Le souhait d’obtenir quelque chose, n’écarte-t-il pas tout le reste ? Ne rien souhaiter, ne laisse-t-il pas la porte ouverte un infini de possibilité. Laissons d’abord la parole à Schopenhauer qui explique cette idée plus en détail.

Tout vouloir procède d’un besoin, c’est-à-dire d’une privation, c’est-à-dire d’une souffrance. La satisfaction y met fin ; mais pour un désir qui est satisfait, dix au moins sont contrariés ; de plus, le désir est long, et ses exigences tendent à l’infini ; la satisfaction est courte, et elle est parcimonieusement mesurée.
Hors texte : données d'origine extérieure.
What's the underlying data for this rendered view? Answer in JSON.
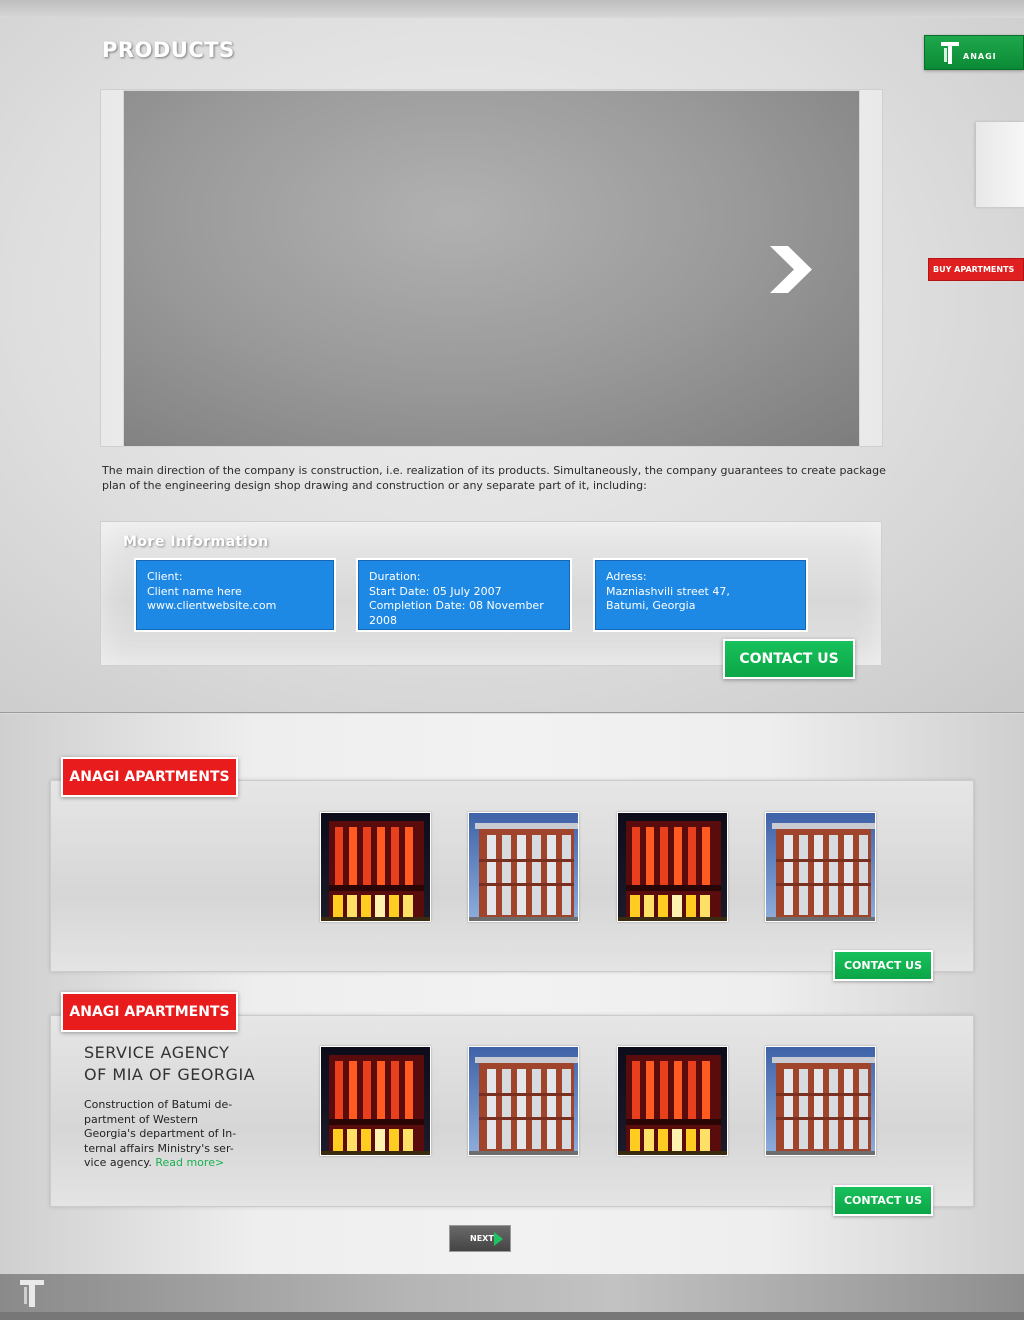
{
  "header": {
    "page_title": "PRODUCTS",
    "logo_text": "ANAGI",
    "side_button": "BUY APARTMENTS"
  },
  "intro": {
    "text": "The main direction of the company is construction, i.e. realization of its products. Simultaneously, the company guarantees to create package plan of the engineering design shop drawing and construction or any separate part of it, including:"
  },
  "info": {
    "title": "More Information",
    "client": {
      "lines": [
        "Client:",
        "Client name here",
        "www.clientwebsite.com"
      ]
    },
    "duration": {
      "lines": [
        "Duration:",
        "Start Date: 05 July 2007",
        "Completion Date: 08 November",
        "2008"
      ]
    },
    "address": {
      "lines": [
        "Adress:",
        "Mazniashvili street 47,",
        "Batumi, Georgia"
      ]
    },
    "contact_label": "CONTACT US"
  },
  "apartments": [
    {
      "tag": "ANAGI APARTMENTS",
      "contact_label": "CONTACT US",
      "thumbs": [
        "night-building",
        "day-building",
        "night-building",
        "day-building"
      ]
    },
    {
      "tag": "ANAGI APARTMENTS",
      "title_lines": [
        "SERVICE AGENCY",
        "OF MIA OF GEORGIA"
      ],
      "description": "Construction of Batumi de-partment of Western Georgia's department of In-ternal affairs Ministry's ser-vice agency.",
      "read_more": "Read more>",
      "contact_label": "CONTACT US",
      "thumbs": [
        "night-building",
        "day-building",
        "night-building",
        "day-building"
      ]
    }
  ],
  "pagination": {
    "next_label": "NEXT"
  },
  "colors": {
    "accent_green": "#0ca647",
    "accent_red": "#e81c1c",
    "info_blue": "#1e88e5"
  },
  "icons": {
    "logo": "anagi-logo-icon",
    "slider_next": "chevron-right-icon",
    "next_arrow": "play-arrow-icon"
  }
}
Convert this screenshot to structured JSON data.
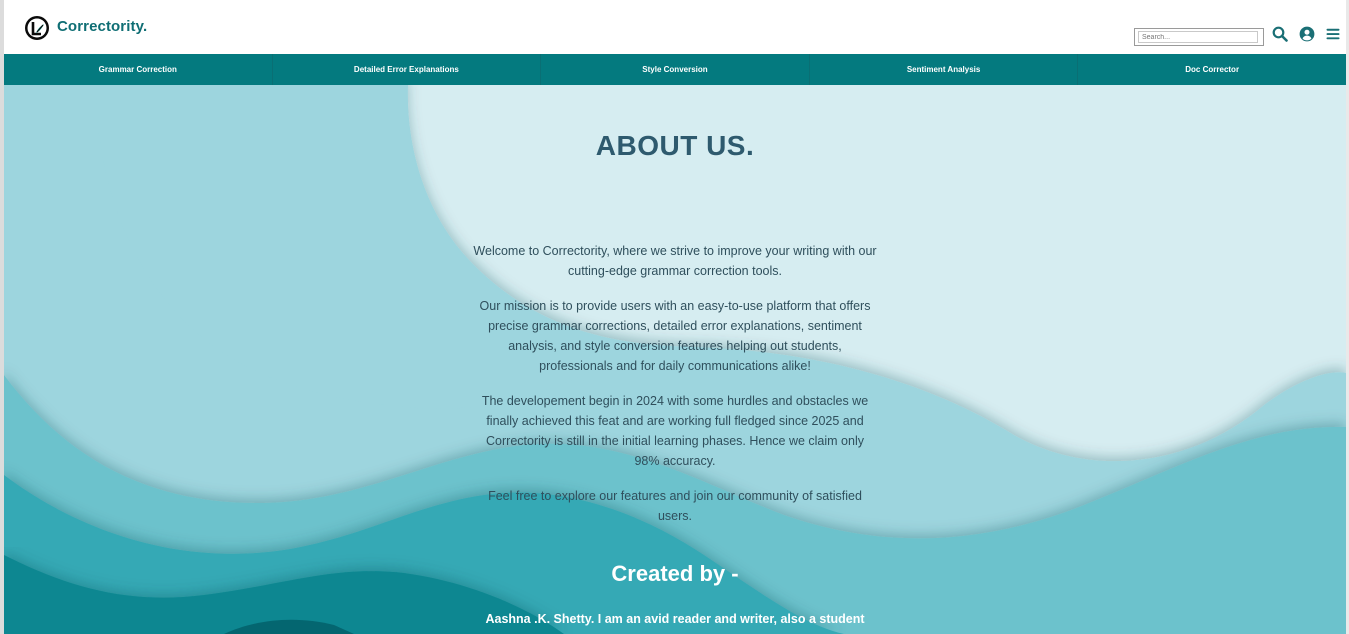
{
  "brand": {
    "name": "Correctority."
  },
  "search": {
    "placeholder": "Search..."
  },
  "nav": {
    "items": [
      {
        "label": "Grammar Correction"
      },
      {
        "label": "Detailed Error Explanations"
      },
      {
        "label": "Style Conversion"
      },
      {
        "label": "Sentiment Analysis"
      },
      {
        "label": "Doc Corrector"
      }
    ]
  },
  "about": {
    "title": "ABOUT US.",
    "paragraphs": [
      "Welcome to Correctority, where we strive to improve your writing with our cutting-edge grammar correction tools.",
      "Our mission is to provide users with an easy-to-use platform that offers precise grammar corrections, detailed error explanations, sentiment analysis, and style conversion features helping out students, professionals and for daily communications alike!",
      "The developement begin in 2024 with some hurdles and obstacles we finally achieved this feat and are working full fledged since 2025 and Correctority is still in the initial learning phases. Hence we claim only 98% accuracy.",
      "Feel free to explore our features and join our community of satisfied users."
    ],
    "created_heading": "Created by -",
    "creator_text": "Aashna .K. Shetty. I am an avid reader and writer, also a student"
  },
  "icons": {
    "logo": "logo-icon",
    "search": "search-icon",
    "user": "user-circle-icon",
    "menu": "hamburger-menu-icon"
  },
  "colors": {
    "brand": "#0f6e74",
    "nav_bg": "#047a7f",
    "title": "#2e5a6e",
    "hero_light": "#d6edf1",
    "wave_1": "#9dd5de",
    "wave_2": "#6cc2cc",
    "wave_3": "#35a9b5",
    "wave_4": "#0b8791"
  }
}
Mais ce contentement suprême lui-même n’est qu’apparent : le désir satisfait fait placé aussitôt à un nouveau désir ; le premier est une déception reconnue, le second est une déception non encore reconnue.

La satisfaction d’aucun souhait ne peut procurer de contentement durable et inaltérable.
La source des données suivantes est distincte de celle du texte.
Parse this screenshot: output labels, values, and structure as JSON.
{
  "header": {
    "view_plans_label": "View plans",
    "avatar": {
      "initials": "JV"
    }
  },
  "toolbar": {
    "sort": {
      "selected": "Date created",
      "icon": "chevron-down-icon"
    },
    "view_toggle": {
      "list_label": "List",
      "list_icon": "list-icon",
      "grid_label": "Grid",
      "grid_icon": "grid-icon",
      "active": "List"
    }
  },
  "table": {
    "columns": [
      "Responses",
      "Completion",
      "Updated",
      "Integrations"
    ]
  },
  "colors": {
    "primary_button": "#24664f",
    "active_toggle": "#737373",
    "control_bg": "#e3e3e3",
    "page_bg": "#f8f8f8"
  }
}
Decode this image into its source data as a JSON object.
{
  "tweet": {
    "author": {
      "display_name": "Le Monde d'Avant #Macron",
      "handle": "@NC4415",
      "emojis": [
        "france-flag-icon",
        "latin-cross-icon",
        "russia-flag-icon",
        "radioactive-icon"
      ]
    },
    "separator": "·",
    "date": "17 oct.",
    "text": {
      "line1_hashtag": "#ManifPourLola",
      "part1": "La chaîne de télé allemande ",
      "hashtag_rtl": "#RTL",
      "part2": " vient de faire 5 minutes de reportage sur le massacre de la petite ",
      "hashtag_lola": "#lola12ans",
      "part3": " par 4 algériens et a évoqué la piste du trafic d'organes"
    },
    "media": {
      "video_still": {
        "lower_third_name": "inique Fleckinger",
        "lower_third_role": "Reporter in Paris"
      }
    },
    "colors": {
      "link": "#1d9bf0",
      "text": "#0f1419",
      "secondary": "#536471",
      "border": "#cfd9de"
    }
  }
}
C’est comme l’aumône qu’on jette à un mendiant : elle lui sauve aujourd’hui la vie pour prolonger sa misère jusqu’à demain. — Tant que notre conscience est remplie par notre volonté, tant que nous sommes asservis à l’impulsion du désir, aux espérances et aux craintes continuelles qu’il fait naître, tant que nous sommes sujets du vouloir, il n’y a pour nous ni bonheur durable, ni repos. Poursuivre ou fuir, craindre le malheur ou chercher la jouissance, c’est en réalité tout un : l’inquiétude d’une volonté toujours exigeante, sous quelque forme qu’elle se manifeste, emplit et trouble sans cesse la conscience ; or sans repos le véritable bonheur est impossible.

Ainsi le sujet du vouloir ressemble à Ixion attaché sur une roue qui ne cesse de tourner, aux Danaïdes (1) qui puisent toujours pour emplir leur tonneau, à Tantale éternellement altéré.

Mais vienne une occasion extérieure ou bien une impulsion interne qui nous enlève bien loin de l’infini torrent du vouloir, qui arrache la connaissance à la servitude de la volonté, désormais notre attention ne se portera plus sur les motifs du vouloir ; elle concevra les choses indépendamment de leur rapport avec la volonté, c’est-à-dire qu’elle les considérera d’une manière désintéressée, non subjective, purement objective ; elle se donnera entièrement aux choses, en tant qu’elles sont de simples représentations, non en tant qu’elles sont des motifs : nous aurons alors trouvé naturellement et d’un seul coup ce repos que, durant notre premier asservissement à la volonté, nous cherchions sans cesse et qui nous fuyait toujours ; nous serons parfaitement heureux.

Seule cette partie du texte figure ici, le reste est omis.